Le journal « La Voix du Nord » revient sur  la période entre 1575 et 1576, dans un article intitulé « Le lieu patibulaire ne désemplit pas !« .

On y apprend qu’à la fin du XVIème siècle le nombre de dénonciation pour sorcellerie s’est décuplé  dans la région. Hommes et Femmes étaient généralement  soumis à la Haute-justice, mais parfois, ils étaient victimes d’une justice populaire expéditive.

Dans tous les cas, la sentence était la même : le bûcher dans un lieu patibulaire. Il s’agit d’un site d’exécution, situé sur un point haut de la commune, et proche d’un grand chemin afin d’être bien exposé à la vue de tous.

En 1575, à Courcelles, commune francophone de Belgique située en Région wallonne dans la province de Hainaut, Adrienne Bassecourt a été dénoncée par ses voisins pour faits de sorcellerie.

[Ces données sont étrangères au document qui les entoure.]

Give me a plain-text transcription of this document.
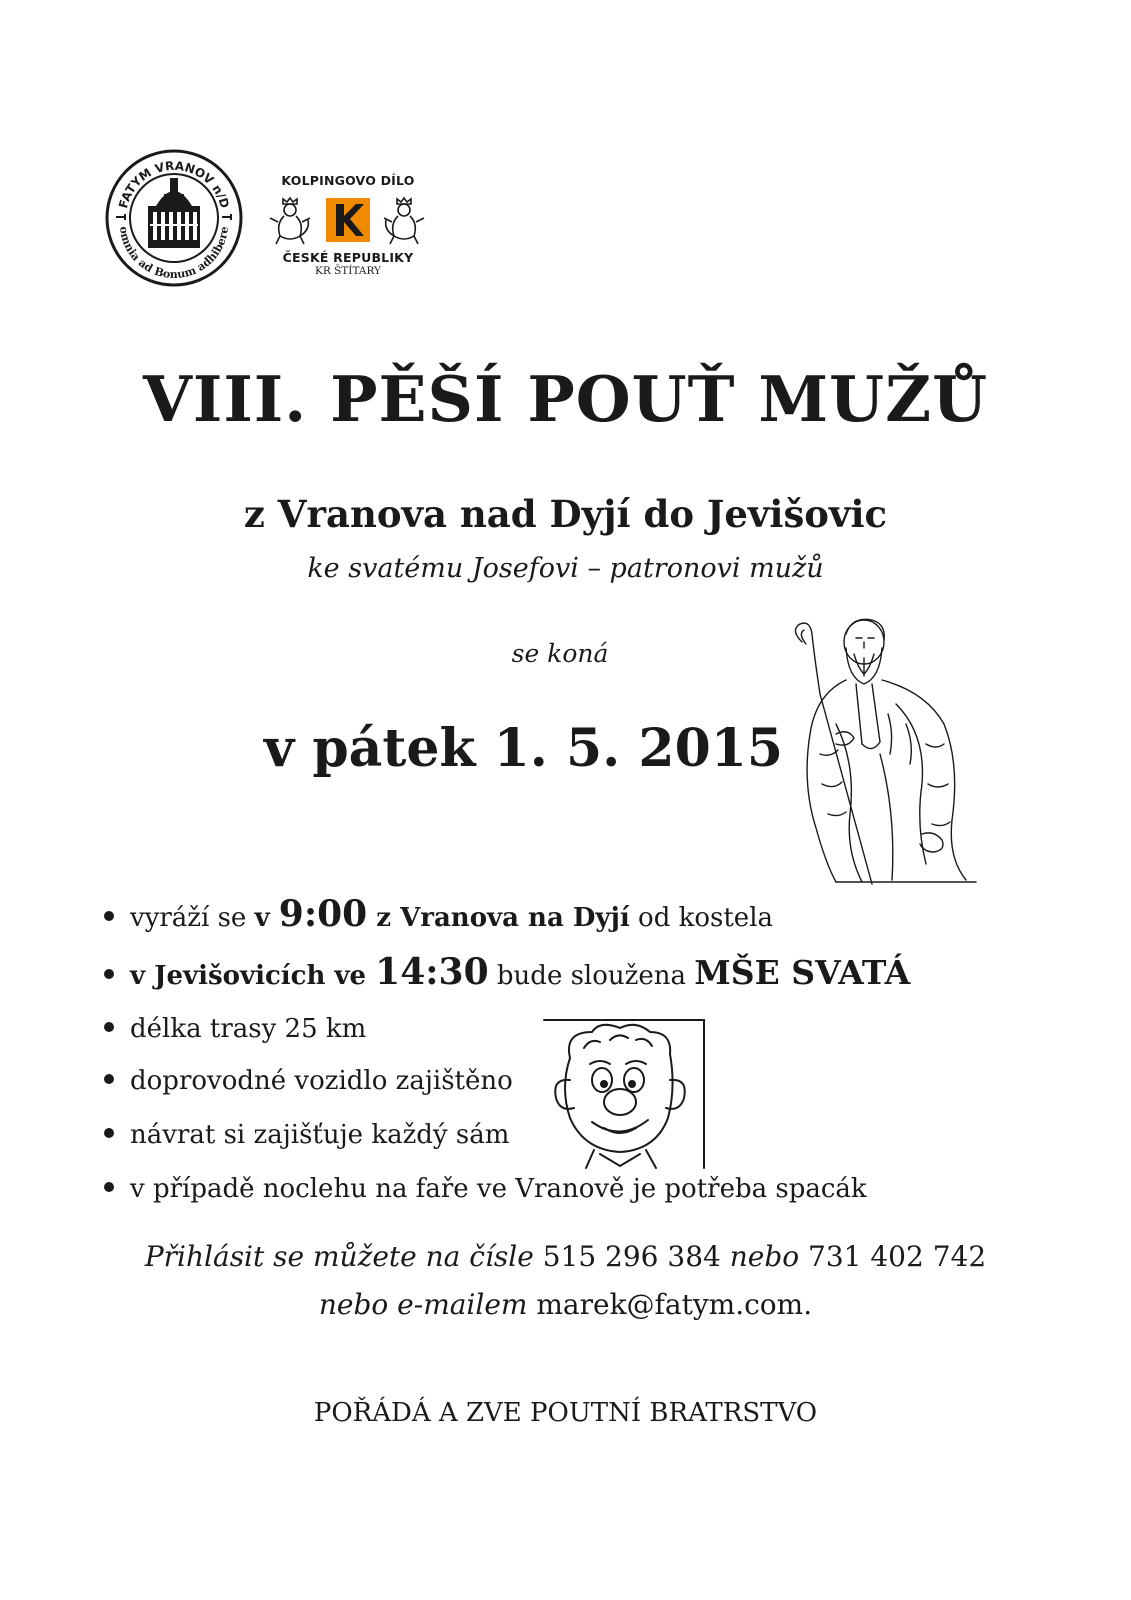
FATYM VRANOV n/D
omnia ad Bonum adhibere
KOLPINGOVO DÍLO
ČESKÉ REPUBLIKY
KR ŠTÍTARY
VIII. PĚŠÍ POUŤ MUŽŮ
z Vranova nad Dyjí do Jevišovic
ke svatému Josefovi – patronovi mužů
se koná
v pátek 1. 5. 2015
vyráží se v 9:00 z Vranova na Dyjí od kostela
v Jevišovicích ve 14:30 bude sloužena MŠE SVATÁ
délka trasy 25 km
doprovodné vozidlo zajištěno
návrat si zajišťuje každý sám
v případě noclehu na faře ve Vranově je potřeba spacák
Přihlásit se můžete na čísle 515 296 384 nebo 731 402 742
nebo e-mailem marek@fatym.com.
POŘÁDÁ A ZVE POUTNÍ BRATRSTVO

Arrêtée, la jeune femme sera confrontée à plusieurs témoins et finira par reconnaître sa condition de sorcière. Elle sera condamnée au bûcher, son corps calciné aurait été longuement exposé sur le lieu patibulaire.

À Dourges, en France, Gillette Wiarde, veuve d’Albin Pollart, est suspectée d’avoir usé de sortilèges pour menacer plusieurs personnes avec lesquelles elle était en conflit. Niant les accusations, elle sera soumise à la « question extraordinaire » par Jehan Le Fer, maître des hautes œuvres à Arras, du curé de Dourges, Jacques Monille, et d’autres représentants de l’église et des autorités. Elle finira par avouer, certainement sous la torture, pour être ensuite condamnée au bûcher.

Dans la même commune, Colette Leclercq subira le même sort après 130 jours d’emprisonnement. Elle a été condamnée « à faire réparation sur un échafaud, une flamme ardente à la main, et à être bannie du bailliage de Lens pendant cinq ans…  »

En 1576, à Courrières, Denise Péronne, veuve de Piat Fache, est condamnée suite aux plaintes de ses voisins. Sept ans plus tard, Jean Trachet, après avoir été mis « à la question du collet et de l’extension (un supplice d’ingestion d’eau) », il sera simplement bannit.

Enfin, l’année suivante, Marie Chanteraine a été suspectée d’avoir ensorcelé la femme de Pierre Dufour et fait mourir deux de ses enfants aura. Malgré le témoignage de son mari, et après un long procès où pas moins de dix témoins furent entendus, elle est brûlée.